L’hôtel qui était un lieu calme et reposant est maintenant envahi par deux groupes conséquents de pseudo-cyclistes électriquement assistés, le groupe des vélos rouges et celui des vélos jaunes, accompagnés des camionnettes transportant de monstrueux bagages. Chacun est préoccupé par la recharge de sa batterie… C’est un problème quand il y en 50 à charger en même temps me confie le patron… il faut attendre son tour…

MARD 18 juin 2019

Les roues, les pédales et la selle sont démontées, le vélo est rangé dans le sac de transport. L’escapade italienne est terminée. Je rends la voiture à Venise Marco Polo avec 550 km au compteur.

Quand j’élaborais ce voyage, je pensais pouvoir relier les villes-étapes de mon séjour en train et en bus. Or quand on emprunte les transports publics, que ce soit l’avion, le train ou les bus, il n’est pas possible de voyager avec son vélo s’il n’est pas rangé dans un sac approprié. En outre, aucune installation ne permet de laisser temporairement cet équipement dans une consigne. Les gares et les aéroports ignorent ce service. Or même léger, le sac pèse son poids et serait bien embarrassant à trimballer. En conséquence, me déprenant de l’image de Diogène qui dit-on, affirmait son « être-autonome » en jetant son écuelle pour boire dans sa main, j’ai dû renoncer à voyager « ultra-ultra léger » et admettre que je ne pouvais me passer d’une voiture pour charrier l’encombrant sac de transport du vélo.

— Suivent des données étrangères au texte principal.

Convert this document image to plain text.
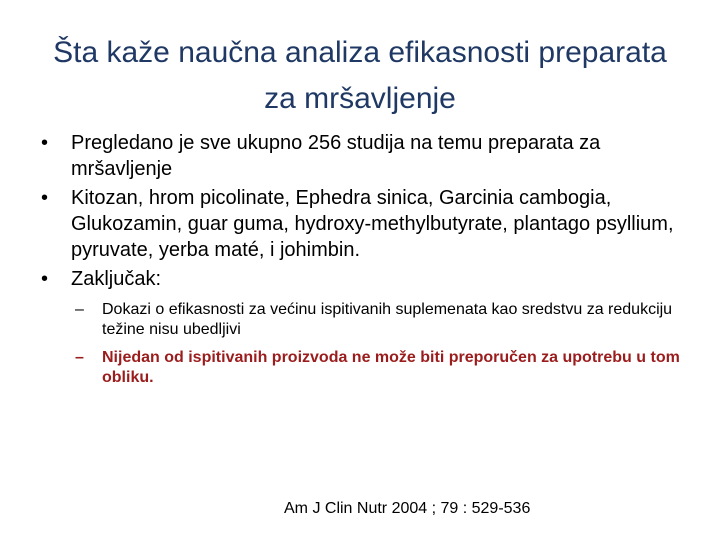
Šta kaže naučna analiza efikasnosti preparata za mršavljenje
• Pregledano je sve ukupno 256 studija na temu preparata za mršavljenje
• Kitozan, hrom picolinate, Ephedra sinica, Garcinia cambogia, Glukozamin, guar guma, hydroxy-methylbutyrate, plantago psyllium, pyruvate, yerba maté, i johimbin.
• Zaključak:
– Dokazi o efikasnosti za većinu ispitivanih suplemenata kao sredstvu za redukciju težine nisu ubedljivi
– Nijedan od ispitivanih proizvoda ne može biti preporučen za upotrebu u tom obliku.
Am J Clin Nutr 2004 ; 79 : 529-536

L’avion décolle, amorce son virage et survole Venise. Nous sommes trop haut pour distinguer les gondoles mais je repère bien le Canal Grande, la Salute, la Giudecca, le Redentore, qui me sont familiers car Venise est inoubliable… et les séjours que j’y ai passés encore moins…

A n’en pas douter, j’ai parcouru peu de kilomètres en vélo dans ce périple, 280 Km tout au plus mais je suis heureux d’avoir pu réaliser seul et sans assistance, un programme qui depuis longtemps, me trottait dans la tête.